7. The three limbs of the test in Ladd v Marshall for new evidence to be admitted are, in summary, first, that the fresh evidence could not have been obtained with reasonable diligence for use at the trial; secondly, that if given, it probably would have had an important influence on the result; and, thirdly, that it is apparently credible although not necessarily incontrovertible. Both parties accept that there is some flexibility in the application of these principles in the context of a protection claim and that the fact that failure to adduce the evidence was that of the previous legal representatives should not, particularly where a formal complaint has been made, prevent the satisfaction of the principles in this case.
8. I accept, in accordance with the principles in Ladd v Marshall and in the particular factual circumstances of this appeal, that these further documents should be admitted.

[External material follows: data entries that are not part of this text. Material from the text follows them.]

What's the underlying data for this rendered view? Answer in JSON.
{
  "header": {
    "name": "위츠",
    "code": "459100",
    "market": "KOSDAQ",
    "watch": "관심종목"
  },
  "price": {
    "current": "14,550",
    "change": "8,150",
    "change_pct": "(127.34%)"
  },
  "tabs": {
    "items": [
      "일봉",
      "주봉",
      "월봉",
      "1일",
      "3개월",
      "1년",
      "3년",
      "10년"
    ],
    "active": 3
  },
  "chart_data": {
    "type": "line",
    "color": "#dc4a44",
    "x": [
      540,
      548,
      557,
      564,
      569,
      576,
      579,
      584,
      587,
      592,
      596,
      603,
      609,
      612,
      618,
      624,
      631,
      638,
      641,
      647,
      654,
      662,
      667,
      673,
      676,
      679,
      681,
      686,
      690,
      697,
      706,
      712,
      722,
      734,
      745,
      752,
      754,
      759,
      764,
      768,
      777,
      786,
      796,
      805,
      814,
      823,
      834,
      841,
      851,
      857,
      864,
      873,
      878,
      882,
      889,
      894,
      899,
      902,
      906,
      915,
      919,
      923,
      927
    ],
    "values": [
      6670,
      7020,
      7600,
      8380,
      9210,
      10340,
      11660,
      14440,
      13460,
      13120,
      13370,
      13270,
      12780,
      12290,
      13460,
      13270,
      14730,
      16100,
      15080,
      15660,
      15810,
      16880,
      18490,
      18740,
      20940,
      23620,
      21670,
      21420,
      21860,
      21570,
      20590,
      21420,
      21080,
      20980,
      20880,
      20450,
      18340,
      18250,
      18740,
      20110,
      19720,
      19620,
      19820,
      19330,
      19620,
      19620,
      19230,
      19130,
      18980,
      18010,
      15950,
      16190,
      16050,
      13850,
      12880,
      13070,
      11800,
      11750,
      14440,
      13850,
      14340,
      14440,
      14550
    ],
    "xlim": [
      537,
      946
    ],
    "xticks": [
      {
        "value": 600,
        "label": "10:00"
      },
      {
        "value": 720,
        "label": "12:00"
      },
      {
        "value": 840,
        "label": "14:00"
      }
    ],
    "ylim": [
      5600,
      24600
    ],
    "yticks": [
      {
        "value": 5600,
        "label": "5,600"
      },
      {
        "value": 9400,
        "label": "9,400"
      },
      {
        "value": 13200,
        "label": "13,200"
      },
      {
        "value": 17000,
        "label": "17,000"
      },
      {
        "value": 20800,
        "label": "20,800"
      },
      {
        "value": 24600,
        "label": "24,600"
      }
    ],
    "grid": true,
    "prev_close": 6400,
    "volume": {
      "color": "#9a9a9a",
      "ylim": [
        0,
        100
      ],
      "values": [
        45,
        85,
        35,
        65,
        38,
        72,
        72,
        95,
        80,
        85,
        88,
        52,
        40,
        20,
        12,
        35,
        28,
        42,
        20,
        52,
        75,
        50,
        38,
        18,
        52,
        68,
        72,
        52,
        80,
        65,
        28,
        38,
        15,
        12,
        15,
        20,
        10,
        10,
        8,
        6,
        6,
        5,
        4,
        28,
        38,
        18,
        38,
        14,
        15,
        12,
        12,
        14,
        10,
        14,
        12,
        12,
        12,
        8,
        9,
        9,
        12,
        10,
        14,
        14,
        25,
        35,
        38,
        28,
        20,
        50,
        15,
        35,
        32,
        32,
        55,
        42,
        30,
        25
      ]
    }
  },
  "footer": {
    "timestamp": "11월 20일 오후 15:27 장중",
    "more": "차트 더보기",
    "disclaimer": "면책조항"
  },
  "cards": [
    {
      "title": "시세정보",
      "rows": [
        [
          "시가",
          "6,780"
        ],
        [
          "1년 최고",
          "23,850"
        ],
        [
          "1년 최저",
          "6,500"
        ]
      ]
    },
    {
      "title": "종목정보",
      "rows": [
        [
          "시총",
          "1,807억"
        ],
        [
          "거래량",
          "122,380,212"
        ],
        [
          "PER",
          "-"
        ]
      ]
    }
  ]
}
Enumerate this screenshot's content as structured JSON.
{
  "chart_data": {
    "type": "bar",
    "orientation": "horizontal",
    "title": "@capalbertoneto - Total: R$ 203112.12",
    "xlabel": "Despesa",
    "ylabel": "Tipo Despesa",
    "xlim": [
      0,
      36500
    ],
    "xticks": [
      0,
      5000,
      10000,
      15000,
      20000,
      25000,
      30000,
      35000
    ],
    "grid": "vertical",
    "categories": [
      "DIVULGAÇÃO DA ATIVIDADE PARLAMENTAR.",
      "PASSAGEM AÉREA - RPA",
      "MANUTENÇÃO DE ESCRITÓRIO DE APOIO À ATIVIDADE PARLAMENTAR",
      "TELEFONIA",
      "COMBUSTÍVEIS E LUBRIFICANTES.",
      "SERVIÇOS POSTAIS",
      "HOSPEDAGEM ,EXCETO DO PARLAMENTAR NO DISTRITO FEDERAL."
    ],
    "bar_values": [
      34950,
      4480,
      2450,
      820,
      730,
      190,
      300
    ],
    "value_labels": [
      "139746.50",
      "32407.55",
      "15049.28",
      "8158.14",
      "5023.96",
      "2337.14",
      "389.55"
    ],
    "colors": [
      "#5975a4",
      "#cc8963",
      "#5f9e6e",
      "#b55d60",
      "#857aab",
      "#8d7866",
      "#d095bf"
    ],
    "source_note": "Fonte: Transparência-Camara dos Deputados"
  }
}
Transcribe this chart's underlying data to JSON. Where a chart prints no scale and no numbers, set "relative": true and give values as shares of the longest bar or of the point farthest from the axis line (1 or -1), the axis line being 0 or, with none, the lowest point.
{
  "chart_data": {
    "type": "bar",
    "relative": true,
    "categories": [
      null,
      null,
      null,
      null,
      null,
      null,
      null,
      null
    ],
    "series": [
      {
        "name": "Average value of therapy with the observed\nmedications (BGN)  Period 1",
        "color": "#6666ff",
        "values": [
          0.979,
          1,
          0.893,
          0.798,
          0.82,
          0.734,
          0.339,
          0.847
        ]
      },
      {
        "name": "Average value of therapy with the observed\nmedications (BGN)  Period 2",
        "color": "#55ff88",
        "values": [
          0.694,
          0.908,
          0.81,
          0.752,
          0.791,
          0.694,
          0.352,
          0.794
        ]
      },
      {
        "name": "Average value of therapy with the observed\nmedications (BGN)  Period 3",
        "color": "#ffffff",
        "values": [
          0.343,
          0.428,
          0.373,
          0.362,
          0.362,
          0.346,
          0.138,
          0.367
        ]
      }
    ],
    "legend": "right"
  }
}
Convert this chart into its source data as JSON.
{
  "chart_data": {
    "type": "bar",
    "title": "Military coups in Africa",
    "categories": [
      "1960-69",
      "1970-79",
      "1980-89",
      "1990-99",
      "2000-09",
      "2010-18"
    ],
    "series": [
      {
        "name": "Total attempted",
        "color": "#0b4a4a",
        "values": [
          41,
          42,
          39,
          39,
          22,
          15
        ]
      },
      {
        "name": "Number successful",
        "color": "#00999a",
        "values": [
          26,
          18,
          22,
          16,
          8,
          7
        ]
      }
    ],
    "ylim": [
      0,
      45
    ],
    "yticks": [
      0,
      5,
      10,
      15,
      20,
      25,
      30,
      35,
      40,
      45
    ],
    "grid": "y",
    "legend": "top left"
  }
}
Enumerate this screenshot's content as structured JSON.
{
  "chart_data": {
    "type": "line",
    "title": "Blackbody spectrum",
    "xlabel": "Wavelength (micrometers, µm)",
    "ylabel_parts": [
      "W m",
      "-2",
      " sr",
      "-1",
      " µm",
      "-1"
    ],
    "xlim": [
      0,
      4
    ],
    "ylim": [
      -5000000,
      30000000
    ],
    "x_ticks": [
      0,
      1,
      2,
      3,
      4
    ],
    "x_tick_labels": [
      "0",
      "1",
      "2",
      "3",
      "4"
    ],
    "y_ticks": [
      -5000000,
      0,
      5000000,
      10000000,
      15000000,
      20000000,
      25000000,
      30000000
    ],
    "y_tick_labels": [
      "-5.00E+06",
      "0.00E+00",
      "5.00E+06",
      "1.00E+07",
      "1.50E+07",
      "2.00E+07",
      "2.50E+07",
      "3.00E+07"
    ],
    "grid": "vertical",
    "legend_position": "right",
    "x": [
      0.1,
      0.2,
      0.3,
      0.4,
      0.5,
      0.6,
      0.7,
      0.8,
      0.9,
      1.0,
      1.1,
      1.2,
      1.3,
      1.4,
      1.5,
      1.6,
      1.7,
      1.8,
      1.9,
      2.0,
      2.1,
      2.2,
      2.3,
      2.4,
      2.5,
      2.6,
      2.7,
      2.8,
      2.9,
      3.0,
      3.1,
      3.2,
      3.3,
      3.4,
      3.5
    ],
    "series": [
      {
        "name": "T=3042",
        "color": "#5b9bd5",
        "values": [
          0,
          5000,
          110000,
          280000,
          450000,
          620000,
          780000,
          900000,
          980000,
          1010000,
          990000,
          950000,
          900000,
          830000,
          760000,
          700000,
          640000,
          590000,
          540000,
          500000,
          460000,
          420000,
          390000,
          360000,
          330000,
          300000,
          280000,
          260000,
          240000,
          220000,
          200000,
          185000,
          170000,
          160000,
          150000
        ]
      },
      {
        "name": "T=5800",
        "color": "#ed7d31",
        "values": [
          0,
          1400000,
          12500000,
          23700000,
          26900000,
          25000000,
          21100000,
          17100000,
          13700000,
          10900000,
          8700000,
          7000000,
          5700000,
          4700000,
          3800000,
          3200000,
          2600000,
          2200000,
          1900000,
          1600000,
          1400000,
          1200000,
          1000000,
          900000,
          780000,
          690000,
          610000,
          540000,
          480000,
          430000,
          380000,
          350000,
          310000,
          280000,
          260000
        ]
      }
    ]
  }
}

Although in relation to the first principle, it is at least arguable that the material was available at the time of the First-tier Tribunal decision with due diligence from legal representatives, a flexible approach must be taken to those principles in a protection claim and to satisfy the requirements of the interest of justice in the circumstances of this case. The documents primarily emanate from the Respondent and the First-tier Tribunal such that their credibility is not in doubt and as recognised by the First-tier Tribunal at the time, they would clearly be relevant to the outcome of the appeal. In all of these circumstances, I find that it is appropriate and in the interests of justice to admit the further material.
9. The further material shows that the appellant's friend's asylum claim has been considered and found to be credible by the First-tier Tribunal, the claim being a substantively similar one to the Appellant's claim both relying on a joint enterprise between their respective fathers. Once that further material is taken into account, the credibility findings of the First-tier Tribunal are undermined as it significantly supports the Appellant's claim. Taking these documents into account, I find an error of law in the First-tier Tribunal's decision. I would add that is not a case in which the First-tier Tribunal Judge can directly be criticised because these further documents were not before the Tribunal at the relevant time, but it is right and proper in this case to set aside the decision of the First-tier Tribunal and remit it back to for a de novo hearing.
10. For completeness, the parties are in agreement that there was also an error of law in relation to the hospital letter, the contents of which were not accurately considered by the First-tier Tribunal. In reality this ground adds little to the finding of an error of law on other matters which necessitates the setting aside of the decision to be reheard de novo in any event.
Notice of Decision
The making of the decision of the First-tier Tribunal did involve the making of a material error of law. As such it is necessary to set aside the decision.
I set aside the decision of the First-tier Tribunal and remit the appeal for a de novo hearing before the First-tier Tribunal (Taylor House hearing centre) before any Judge except Judge Phull.
Direction Regarding Anonymity - Rule 14 of the Tribunal Procedure (Upper Tribunal) Rules 2008
Unless and until a Tribunal or court directs otherwise, the Appellant is granted anonymity. No report of these proceedings shall directly or indirectly identify him or any member of their family. This direction applies both to the Appellant and to the Respondent. Failure to comply with this direction could lead to contempt of court proceedings.